Cleanest way to convert DataFrame row into a Vector?

I am currently using an ugly hack for it:

for row in eachrow(df)
  vec = convert(Array, row)' # notice the transpose
end

The problem is that vec has type Matrix in this case, not Vector. I am sure there is a cleaner way?

1 Like
for row in eachrow(df)
  v = vec(convert(Array, row)) # no transpose necessary
end
3 Likes

Thank you @pfitzseb.

Now it looks like it doesn’t work anymore:
MethodError: Cannot convert an object of type
DataFrameRow{DataFrame, DataFrames.Index} to an object of type
Array

3 Likes

A lot of convert methods were deprecated. But collect works and will remain that way for a long time, given that DataFrames.jl is now at 1.0 (which it wasn’t when this thread started).

3 Likes

Yep. Furthermore there’s the method Matrix()

I guess the collect function is the best.

1 Like
values(df[2,:])

#or

[values(df[2,:])...]
1 Like

Splatting like this will be inefficient for data frames with many columns. I would not recommend it as a solution, even if it’s possible.

The following tests seem to show that collect() can be 2 x slower for a dataframe with 1000 columns:

using DataFrames
df = DataFrame(rand(100,1000), :auto)
@btime [v for v in values($df[2,:])]    #  68.2 μs (2007 allocs: 70.9 KiB)
@btime [values($df[2,:])...]            #  91.9 μs (3007 allocs: 86.6 KiB)
@btime collect($df[2,:])                # 117.8 μs (3985 allocs: 85.9 KiB)
1 Like

it seems that what makes the difference is the values (…) function

julia> @btime collect(values($df[2,:]));
  56.800 μs (2006 allocations: 63.03 KiB)

julia> @btime [v for v in values($df[2,:])] ;
  59.800 μs (2007 allocations: 70.91 KiB)

julia> @btime [values($df[2,:])...]  ;        
  77.600 μs (3007 allocations: 86.59 KiB)
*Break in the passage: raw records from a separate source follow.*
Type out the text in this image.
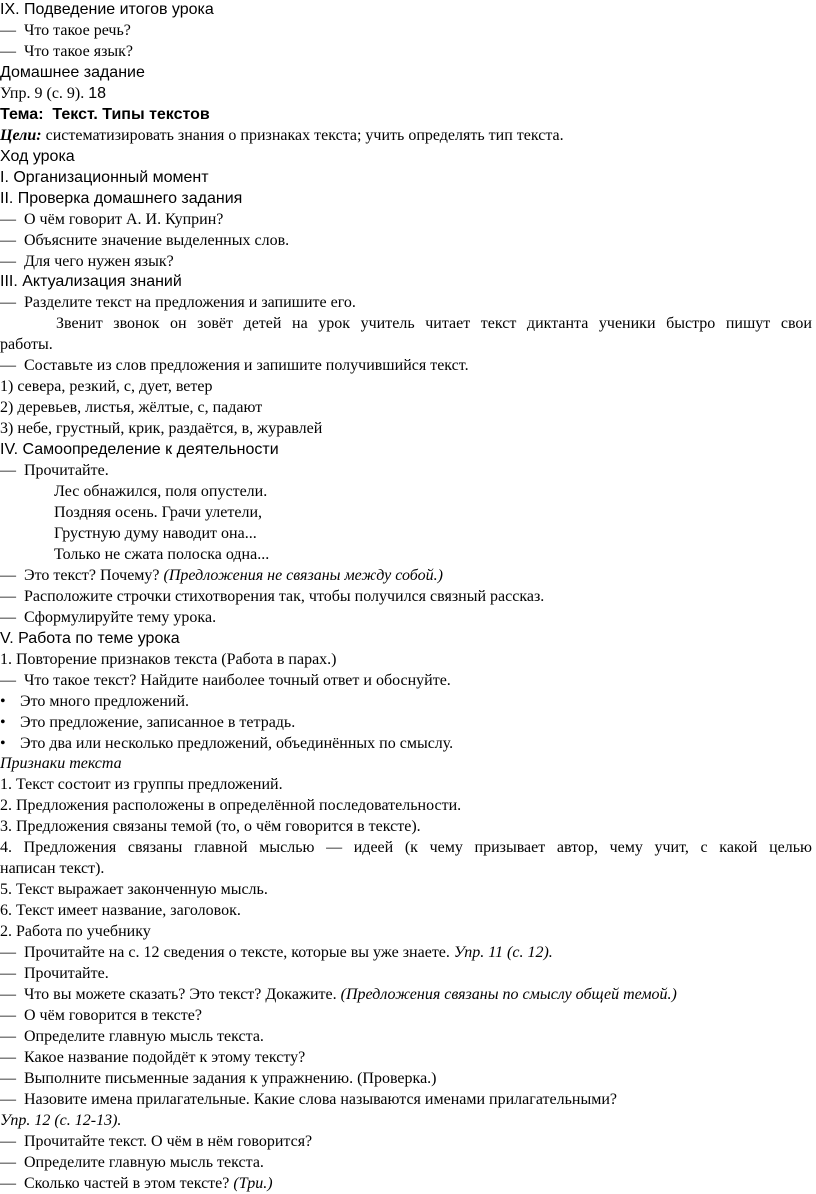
IX. Подведение итогов урока
— Что такое речь?
— Что такое язык?
Домашнее задание
Упр. 9 (с. 9). 18
Тема: Текст. Типы текстов
Цели: систематизировать знания о признаках текста; учить определять тип текста.
Ход урока
I. Организационный момент
II. Проверка домашнего задания
— О чём говорит А. И. Куприн?
— Объясните значение выделенных слов.
— Для чего нужен язык?
III. Актуализация знаний
— Разделите текст на предложения и запишите его.
Звенит звонок он зовёт детей на урок учитель читает текст диктанта ученики быстро пишут свои
работы.
— Составьте из слов предложения и запишите получившийся текст.
1) севера, резкий, с, дует, ветер
2) деревьев, листья, жёлтые, с, падают
3) небе, грустный, крик, раздаётся, в, журавлей
IV. Самоопределение к деятельности
— Прочитайте.
Лес обнажился, поля опустели.
Поздняя осень. Грачи улетели,
Грустную думу наводит она...
Только не сжата полоска одна...
— Это текст? Почему? (Предложения не связаны между собой.)
— Расположите строчки стихотворения так, чтобы получился связный рассказ.
— Сформулируйте тему урока.
V. Работа по теме урока
1. Повторение признаков текста (Работа в парах.)
— Что такое текст? Найдите наиболее точный ответ и обоснуйте.
• Это много предложений.
• Это предложение, записанное в тетрадь.
• Это два или несколько предложений, объединённых по смыслу.
Признаки текста
1. Текст состоит из группы предложений.
2. Предложения расположены в определённой последовательности.
3. Предложения связаны темой (то, о чём говорится в тексте).
4. Предложения связаны главной мыслью — идеей (к чему призывает автор, чему учит, с какой целью
написан текст).
5. Текст выражает законченную мысль.
6. Текст имеет название, заголовок.
2. Работа по учебнику
— Прочитайте на с. 12 сведения о тексте, которые вы уже знаете. Упр. 11 (с. 12).
— Прочитайте.
— Что вы можете сказать? Это текст? Докажите. (Предложения связаны по смыслу общей темой.)
— О чём говорится в тексте?
— Определите главную мысль текста.
— Какое название подойдёт к этому тексту?
— Выполните письменные задания к упражнению. (Проверка.)
— Назовите имена прилагательные. Какие слова называются именами прилагательными?
Упр. 12 (с. 12-13).
— Прочитайте текст. О чём в нём говорится?
— Определите главную мысль текста.
— Сколько частей в этом тексте? (Три.)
julia> @btime [v for v in $df[2,:]] ;
  103.500 μs (3983 allocations: 85.83 KiB)
3 Likes

This benchmarks ~1.25 faster for the few cases I tested.
(all the values in the row need to be of the same concrete type)

function dfrow(df::DataFrame, row)
    T = typeof(df[row,1])
    Array{T,1}(df[row,:])
end
1 Like

maybe I mess with the types or misunderstand what you say, but it seems that removing the limitations on the type of the columns does not penalize the performance.
rather.

julia> @btime Vector{Float64}(df[2,:]);
  41.400 μs (1491 allocations: 31.27 KiB)
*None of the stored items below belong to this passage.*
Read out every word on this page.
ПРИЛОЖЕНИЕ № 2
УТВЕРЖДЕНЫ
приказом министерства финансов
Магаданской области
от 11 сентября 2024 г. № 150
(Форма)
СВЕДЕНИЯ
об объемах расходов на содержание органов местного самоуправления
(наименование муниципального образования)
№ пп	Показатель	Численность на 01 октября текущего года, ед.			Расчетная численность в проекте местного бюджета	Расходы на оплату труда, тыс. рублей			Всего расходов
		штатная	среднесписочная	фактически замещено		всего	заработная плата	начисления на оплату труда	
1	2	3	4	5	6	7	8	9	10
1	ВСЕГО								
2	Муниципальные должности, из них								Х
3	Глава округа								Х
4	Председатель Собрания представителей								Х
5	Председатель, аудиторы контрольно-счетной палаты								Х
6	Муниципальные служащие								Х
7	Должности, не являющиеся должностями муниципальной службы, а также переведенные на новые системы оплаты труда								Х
julia> @btime Vector{Any}(df[2,:]);
  28.500 μs (1002 allocations: 23.62 KiB)

1 Like

indeed … how unexpected

dfrow(df::DataFrame, row::Int) = Array{Any, 1}(df[row, :])
1 Like

forgive me but my English does not allow me to grasp the nuances of your observation.
Could you explain the meaning more explicitly?
I take this opportunity to ask if an implementation of values () in the following way is not preferable.
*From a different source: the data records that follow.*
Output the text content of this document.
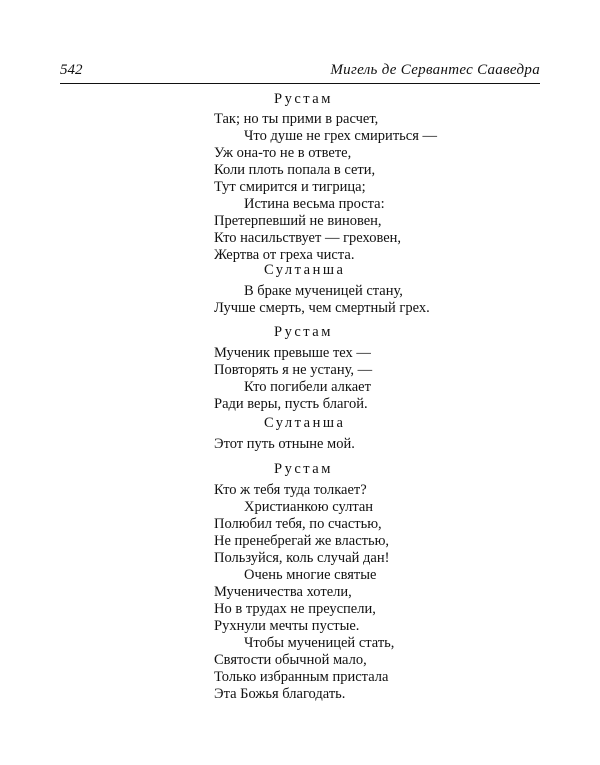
542	Мигель де Сервантес Сааведра
Рустам
Так; но ты прими в расчет,
Что душе не грех смириться —
Уж она-то не в ответе,
Коли плоть попала в сети,
Тут смирится и тигрица;
Истина весьма проста:
Претерпевший не виновен,
Кто насильствует — греховен,
Жертва от греха чиста.
Султанша
В браке мученицей стану,
Лучше смерть, чем смертный грех.
Рустам
Мученик превыше тех —
Повторять я не устану, —
Кто погибели алкает
Ради веры, пусть благой.
Султанша
Этот путь отныне мой.
Рустам
Кто ж тебя туда толкает?
Христианкою султан
Полюбил тебя, по счастью,
Не пренебрегай же властью,
Пользуйся, коль случай дан!
Очень многие святые
Мученичества хотели,
Но в трудах не преуспели,
Рухнули мечты пустые.
Чтобы мученицей стать,
Святости обычной мало,
Только избранным пристала
Эта Божья благодать.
_values(dfr)=tuple(Vector{Any}(dfr))

If I understood Julia’s performance tips correctly, parametrizing with Any avoids runtime type checking and is therefore faster. However, if we need to do calculations with such an array, we will pay the performance price later.

1 Like

in this way it preserves the type and much of the performance

df = DataFrame(rand(100,1000), :auto)
rowtovec(df::DataFrame,row::Int)=[df[row,i] for i in 1:ncol(df)]

julia> @btime rowtovec(df,2)
  31.400 μs (1003 allocations: 23.64 KiB)
1000-element Vector{Float64}:
 0.31623289609155747
 0.08624728904277756
2 Likes

this does appear to outperform the others while avoiding {Any}

I wondered why [df[row,i] for i in 1:ncol(df)] would perform better, and after confirmed it looked at the output of Meta.@lower. What surprises me is that while it looks like it should be equivalent to collect(Base.Generator(i -> df[2, i], 1:ncol(df))), this form is ~60% slower (48μs vs 30μs).

For context, here’s Meta.@lower [df[row,i] for i in 1:ncol(df)]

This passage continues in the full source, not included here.